In fact, a recent, randomised, phase 3 trial demonstrated the benefit of lebrikizumab when combined with topical steroids in adolescents and adults with moderate to severe atopic eczema. However, whether lebrikizumab is effective alone is currently unclear and was the objective of the current study.
The current publication includes the findings from two identical phase 3 trials, ADvocate1 and ADvocate2, in which patients with moderate-to-severe atopic eczema, aged 12 years and older, were randomised 2:1 to either lebrikizumab at a dose of 250 mg (loading dose of 500 mg at baseline and week 2) or placebo, administered subcutaneously every 2 weeks.

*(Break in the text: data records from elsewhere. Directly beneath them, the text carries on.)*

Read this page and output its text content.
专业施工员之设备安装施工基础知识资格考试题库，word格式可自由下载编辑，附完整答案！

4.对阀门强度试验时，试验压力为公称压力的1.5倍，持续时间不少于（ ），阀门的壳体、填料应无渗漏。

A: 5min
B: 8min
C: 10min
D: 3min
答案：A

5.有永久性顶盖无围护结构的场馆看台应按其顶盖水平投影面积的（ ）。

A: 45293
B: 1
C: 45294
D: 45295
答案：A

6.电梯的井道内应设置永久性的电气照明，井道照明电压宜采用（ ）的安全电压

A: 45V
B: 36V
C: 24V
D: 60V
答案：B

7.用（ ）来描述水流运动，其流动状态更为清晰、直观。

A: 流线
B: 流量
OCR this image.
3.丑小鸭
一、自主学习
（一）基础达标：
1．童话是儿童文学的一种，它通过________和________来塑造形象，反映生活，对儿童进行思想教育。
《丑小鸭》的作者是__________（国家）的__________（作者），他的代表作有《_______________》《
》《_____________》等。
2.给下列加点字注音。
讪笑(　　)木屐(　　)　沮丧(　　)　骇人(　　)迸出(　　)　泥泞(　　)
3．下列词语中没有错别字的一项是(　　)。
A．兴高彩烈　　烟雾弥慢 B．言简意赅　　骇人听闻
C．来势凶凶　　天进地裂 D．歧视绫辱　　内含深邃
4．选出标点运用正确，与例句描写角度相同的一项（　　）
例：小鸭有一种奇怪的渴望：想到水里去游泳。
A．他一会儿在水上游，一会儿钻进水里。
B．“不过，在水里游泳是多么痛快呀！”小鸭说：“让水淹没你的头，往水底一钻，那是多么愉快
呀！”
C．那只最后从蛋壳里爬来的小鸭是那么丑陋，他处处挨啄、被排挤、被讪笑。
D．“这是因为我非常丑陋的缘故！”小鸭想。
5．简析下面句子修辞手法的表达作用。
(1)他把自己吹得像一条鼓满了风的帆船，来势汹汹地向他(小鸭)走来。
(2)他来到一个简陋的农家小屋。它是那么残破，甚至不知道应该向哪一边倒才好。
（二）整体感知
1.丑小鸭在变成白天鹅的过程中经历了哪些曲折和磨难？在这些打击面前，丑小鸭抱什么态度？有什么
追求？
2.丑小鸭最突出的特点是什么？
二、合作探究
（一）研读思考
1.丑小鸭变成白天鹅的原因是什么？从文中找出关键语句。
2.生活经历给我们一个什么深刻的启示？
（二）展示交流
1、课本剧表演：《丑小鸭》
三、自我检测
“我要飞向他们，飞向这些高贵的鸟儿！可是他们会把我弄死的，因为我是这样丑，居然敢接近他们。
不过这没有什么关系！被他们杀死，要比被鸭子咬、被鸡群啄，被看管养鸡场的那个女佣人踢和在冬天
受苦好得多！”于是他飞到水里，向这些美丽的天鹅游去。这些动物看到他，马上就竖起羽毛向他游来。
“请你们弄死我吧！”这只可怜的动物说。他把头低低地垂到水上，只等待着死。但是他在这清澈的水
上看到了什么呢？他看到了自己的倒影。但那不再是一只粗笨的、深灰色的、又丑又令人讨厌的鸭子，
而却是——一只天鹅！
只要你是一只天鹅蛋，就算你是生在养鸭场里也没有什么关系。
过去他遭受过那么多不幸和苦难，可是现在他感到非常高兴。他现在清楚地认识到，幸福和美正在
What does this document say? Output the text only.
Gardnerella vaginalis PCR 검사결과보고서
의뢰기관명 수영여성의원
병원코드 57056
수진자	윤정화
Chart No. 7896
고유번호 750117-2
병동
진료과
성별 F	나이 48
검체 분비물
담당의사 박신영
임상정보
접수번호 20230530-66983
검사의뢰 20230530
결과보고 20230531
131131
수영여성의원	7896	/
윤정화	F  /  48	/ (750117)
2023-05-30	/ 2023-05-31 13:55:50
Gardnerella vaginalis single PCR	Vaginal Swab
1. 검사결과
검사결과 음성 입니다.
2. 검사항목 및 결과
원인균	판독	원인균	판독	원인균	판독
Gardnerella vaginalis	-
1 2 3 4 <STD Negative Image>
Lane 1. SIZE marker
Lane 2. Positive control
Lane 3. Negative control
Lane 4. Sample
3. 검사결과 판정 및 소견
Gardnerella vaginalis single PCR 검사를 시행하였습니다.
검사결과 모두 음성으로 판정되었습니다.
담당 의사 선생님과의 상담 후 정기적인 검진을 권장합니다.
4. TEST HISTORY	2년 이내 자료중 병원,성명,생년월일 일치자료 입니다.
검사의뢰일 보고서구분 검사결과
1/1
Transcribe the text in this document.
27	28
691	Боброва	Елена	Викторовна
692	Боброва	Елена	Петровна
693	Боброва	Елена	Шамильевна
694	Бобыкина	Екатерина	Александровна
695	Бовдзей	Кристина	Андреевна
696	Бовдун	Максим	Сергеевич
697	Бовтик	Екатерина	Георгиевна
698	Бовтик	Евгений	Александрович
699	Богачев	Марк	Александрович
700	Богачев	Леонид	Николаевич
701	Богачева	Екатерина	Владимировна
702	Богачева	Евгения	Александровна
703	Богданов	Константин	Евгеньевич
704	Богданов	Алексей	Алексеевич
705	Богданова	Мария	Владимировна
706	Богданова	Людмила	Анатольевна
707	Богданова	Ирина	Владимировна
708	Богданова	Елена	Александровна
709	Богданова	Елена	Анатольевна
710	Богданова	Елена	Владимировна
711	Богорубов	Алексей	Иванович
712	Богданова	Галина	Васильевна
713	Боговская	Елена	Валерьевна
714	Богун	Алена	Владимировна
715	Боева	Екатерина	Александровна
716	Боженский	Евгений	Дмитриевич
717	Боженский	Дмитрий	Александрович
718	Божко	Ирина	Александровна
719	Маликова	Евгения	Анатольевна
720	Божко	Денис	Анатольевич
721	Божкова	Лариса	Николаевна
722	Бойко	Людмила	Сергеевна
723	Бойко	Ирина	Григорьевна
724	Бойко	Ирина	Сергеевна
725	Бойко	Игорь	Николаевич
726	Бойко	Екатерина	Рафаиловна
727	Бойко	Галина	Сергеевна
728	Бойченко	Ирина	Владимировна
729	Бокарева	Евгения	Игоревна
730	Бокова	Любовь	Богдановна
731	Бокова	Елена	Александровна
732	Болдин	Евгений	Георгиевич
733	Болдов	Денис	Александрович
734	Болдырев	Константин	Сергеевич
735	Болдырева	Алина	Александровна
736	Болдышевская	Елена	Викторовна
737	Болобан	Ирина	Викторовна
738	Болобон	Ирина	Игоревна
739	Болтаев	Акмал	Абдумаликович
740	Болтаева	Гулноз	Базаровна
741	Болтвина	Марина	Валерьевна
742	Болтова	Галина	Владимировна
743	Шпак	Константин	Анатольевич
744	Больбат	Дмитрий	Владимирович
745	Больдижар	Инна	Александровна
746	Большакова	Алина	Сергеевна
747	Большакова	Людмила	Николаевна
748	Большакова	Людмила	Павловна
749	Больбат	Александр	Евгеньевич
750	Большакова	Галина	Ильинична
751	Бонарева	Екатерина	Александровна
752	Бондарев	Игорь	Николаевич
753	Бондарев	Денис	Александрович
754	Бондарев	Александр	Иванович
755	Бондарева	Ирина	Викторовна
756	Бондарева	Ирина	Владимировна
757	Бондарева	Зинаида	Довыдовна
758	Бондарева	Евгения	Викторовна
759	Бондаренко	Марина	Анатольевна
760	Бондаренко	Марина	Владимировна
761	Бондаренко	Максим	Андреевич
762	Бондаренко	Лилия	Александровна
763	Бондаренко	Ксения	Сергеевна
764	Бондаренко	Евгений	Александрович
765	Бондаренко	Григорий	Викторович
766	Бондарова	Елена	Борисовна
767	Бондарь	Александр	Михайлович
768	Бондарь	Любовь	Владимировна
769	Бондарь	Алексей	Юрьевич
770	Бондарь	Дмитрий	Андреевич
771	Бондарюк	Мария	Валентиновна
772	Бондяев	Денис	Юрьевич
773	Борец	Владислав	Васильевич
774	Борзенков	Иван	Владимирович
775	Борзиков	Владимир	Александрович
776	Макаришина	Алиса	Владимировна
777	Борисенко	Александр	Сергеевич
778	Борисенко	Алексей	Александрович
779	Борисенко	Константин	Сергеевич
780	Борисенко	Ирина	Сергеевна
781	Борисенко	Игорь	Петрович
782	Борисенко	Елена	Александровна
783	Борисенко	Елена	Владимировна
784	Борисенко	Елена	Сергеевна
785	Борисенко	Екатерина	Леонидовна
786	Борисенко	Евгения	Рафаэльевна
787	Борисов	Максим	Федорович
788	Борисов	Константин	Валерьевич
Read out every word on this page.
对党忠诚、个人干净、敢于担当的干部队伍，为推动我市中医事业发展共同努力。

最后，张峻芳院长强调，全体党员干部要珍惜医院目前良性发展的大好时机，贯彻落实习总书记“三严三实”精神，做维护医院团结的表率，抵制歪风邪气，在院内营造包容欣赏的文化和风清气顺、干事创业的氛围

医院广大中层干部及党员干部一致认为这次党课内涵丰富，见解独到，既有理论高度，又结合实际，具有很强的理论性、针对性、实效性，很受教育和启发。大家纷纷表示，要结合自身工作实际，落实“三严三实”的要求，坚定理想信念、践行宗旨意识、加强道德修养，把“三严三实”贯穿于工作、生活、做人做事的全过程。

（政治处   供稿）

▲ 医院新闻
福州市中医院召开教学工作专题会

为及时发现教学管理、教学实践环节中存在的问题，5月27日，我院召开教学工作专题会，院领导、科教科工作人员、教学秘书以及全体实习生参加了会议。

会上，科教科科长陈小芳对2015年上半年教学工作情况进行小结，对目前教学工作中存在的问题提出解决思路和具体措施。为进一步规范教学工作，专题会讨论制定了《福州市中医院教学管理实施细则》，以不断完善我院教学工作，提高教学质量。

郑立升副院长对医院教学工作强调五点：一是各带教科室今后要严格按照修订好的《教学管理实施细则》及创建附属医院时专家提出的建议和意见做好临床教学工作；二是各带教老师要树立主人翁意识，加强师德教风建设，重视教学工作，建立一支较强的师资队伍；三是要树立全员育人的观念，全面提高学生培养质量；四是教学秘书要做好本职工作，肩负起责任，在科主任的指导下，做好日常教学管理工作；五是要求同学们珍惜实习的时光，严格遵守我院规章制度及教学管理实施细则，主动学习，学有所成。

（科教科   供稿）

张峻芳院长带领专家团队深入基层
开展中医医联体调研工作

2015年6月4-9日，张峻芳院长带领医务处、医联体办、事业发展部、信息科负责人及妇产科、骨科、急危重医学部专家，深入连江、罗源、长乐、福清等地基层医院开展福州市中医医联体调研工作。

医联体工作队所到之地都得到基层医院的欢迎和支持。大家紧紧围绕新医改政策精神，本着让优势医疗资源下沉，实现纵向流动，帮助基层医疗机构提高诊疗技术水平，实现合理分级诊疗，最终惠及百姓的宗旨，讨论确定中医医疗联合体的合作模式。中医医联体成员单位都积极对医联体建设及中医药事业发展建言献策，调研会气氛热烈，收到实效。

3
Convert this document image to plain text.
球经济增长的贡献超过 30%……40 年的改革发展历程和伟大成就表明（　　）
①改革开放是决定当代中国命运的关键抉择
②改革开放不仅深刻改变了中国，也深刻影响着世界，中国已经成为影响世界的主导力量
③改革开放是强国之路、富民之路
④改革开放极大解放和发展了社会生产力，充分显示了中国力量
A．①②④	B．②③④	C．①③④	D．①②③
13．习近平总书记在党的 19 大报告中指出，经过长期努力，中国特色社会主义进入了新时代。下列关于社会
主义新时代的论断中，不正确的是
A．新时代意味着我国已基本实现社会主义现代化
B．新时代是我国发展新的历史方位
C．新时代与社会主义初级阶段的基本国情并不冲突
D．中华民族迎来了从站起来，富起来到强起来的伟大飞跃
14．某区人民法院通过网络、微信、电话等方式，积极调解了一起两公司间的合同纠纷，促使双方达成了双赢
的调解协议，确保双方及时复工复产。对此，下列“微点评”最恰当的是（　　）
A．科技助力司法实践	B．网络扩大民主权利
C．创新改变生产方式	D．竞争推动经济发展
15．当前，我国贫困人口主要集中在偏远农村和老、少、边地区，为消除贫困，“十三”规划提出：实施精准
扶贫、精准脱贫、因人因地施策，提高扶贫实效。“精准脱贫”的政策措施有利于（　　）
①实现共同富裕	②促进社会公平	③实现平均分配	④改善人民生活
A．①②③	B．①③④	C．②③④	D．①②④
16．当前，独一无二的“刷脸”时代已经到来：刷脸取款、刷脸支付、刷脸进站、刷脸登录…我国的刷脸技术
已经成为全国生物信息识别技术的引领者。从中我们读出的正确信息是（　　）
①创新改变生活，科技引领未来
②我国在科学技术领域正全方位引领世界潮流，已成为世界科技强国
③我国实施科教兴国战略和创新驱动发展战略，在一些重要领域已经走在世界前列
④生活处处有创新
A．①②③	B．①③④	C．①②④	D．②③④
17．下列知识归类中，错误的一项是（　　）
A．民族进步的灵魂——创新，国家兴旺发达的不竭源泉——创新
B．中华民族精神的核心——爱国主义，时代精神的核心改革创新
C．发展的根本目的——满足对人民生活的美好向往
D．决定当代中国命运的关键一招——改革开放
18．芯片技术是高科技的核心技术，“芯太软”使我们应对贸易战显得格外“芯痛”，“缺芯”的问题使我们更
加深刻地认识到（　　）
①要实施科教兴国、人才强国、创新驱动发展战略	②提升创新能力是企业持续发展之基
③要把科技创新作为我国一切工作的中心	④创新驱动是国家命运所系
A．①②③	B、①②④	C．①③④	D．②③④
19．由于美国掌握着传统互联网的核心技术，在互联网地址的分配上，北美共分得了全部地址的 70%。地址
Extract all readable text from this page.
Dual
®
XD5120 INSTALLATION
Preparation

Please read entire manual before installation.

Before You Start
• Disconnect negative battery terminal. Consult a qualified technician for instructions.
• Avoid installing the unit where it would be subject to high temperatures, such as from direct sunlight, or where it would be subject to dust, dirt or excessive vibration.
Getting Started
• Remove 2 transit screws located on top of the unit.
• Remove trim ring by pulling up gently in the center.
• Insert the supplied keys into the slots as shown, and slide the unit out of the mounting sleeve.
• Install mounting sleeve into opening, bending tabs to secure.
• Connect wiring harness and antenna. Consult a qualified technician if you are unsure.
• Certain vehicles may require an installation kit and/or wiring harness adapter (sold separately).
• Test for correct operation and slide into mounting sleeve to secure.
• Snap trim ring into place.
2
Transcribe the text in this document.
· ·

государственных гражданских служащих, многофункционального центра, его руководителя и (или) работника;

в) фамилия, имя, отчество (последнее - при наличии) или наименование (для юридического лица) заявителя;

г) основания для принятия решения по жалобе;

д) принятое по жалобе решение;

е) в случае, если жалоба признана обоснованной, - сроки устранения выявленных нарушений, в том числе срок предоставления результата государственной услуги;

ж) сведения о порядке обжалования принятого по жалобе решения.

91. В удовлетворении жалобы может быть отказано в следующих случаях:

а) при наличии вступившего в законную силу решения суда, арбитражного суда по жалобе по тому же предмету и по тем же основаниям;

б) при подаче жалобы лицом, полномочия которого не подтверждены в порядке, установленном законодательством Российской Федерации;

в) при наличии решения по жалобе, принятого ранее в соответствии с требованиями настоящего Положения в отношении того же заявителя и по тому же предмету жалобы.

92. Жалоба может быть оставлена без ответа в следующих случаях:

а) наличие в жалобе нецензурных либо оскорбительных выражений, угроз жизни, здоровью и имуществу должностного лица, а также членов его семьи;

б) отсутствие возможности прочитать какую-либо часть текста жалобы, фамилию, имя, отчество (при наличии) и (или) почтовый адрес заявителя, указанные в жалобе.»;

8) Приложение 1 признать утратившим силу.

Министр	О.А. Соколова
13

The primary outcome was based on an Investigator’s Global Assessment (IGA) score of 0 or 1 (indicating clear (0) or almost clear (1)), with a reduction of at least 2 points from baseline and was assessed after 16 weeks. The main secondary outcome was a 75% improvement in the Eczema Area and Severity Index score (EASI-75 response), whereas other measures included assessments of itch and of itch interference with sleep.
Lebrikizumab and atopic eczema disease severity
In the first trial, 424 patients with a mean age of 35.5 years (51.8% female) were randomised to lebrikizumab (283) or placebo with similar demographics in the second trial.
In the first trial, the primary outcome occurred in 43.1% of those assigned to lebrikizumab group and in 12.7% placebo patients and this difference was statistically significant (p < 0.001). In addition, a significant difference was seen in the EASI-75 response (58.8% vs 16.2%, p < 0.001). Similar and significant findings were observed in the second trial.
In both trials, a significantly higher proportion of patients given lebrikizumab group also achieved reductions in pruritus and improvements in sleep loss scores.
The authors concluded that 16 weeks of treatment with lebrikizumab was effective in adolescents and adults with moderate-to-severe atopic eczema.
Silverberg JI et al. Two Phase 3 Trials of Lebrikizumab for Moderate-to-Severe Atopic Dermatitis. N Eng J Med 2023.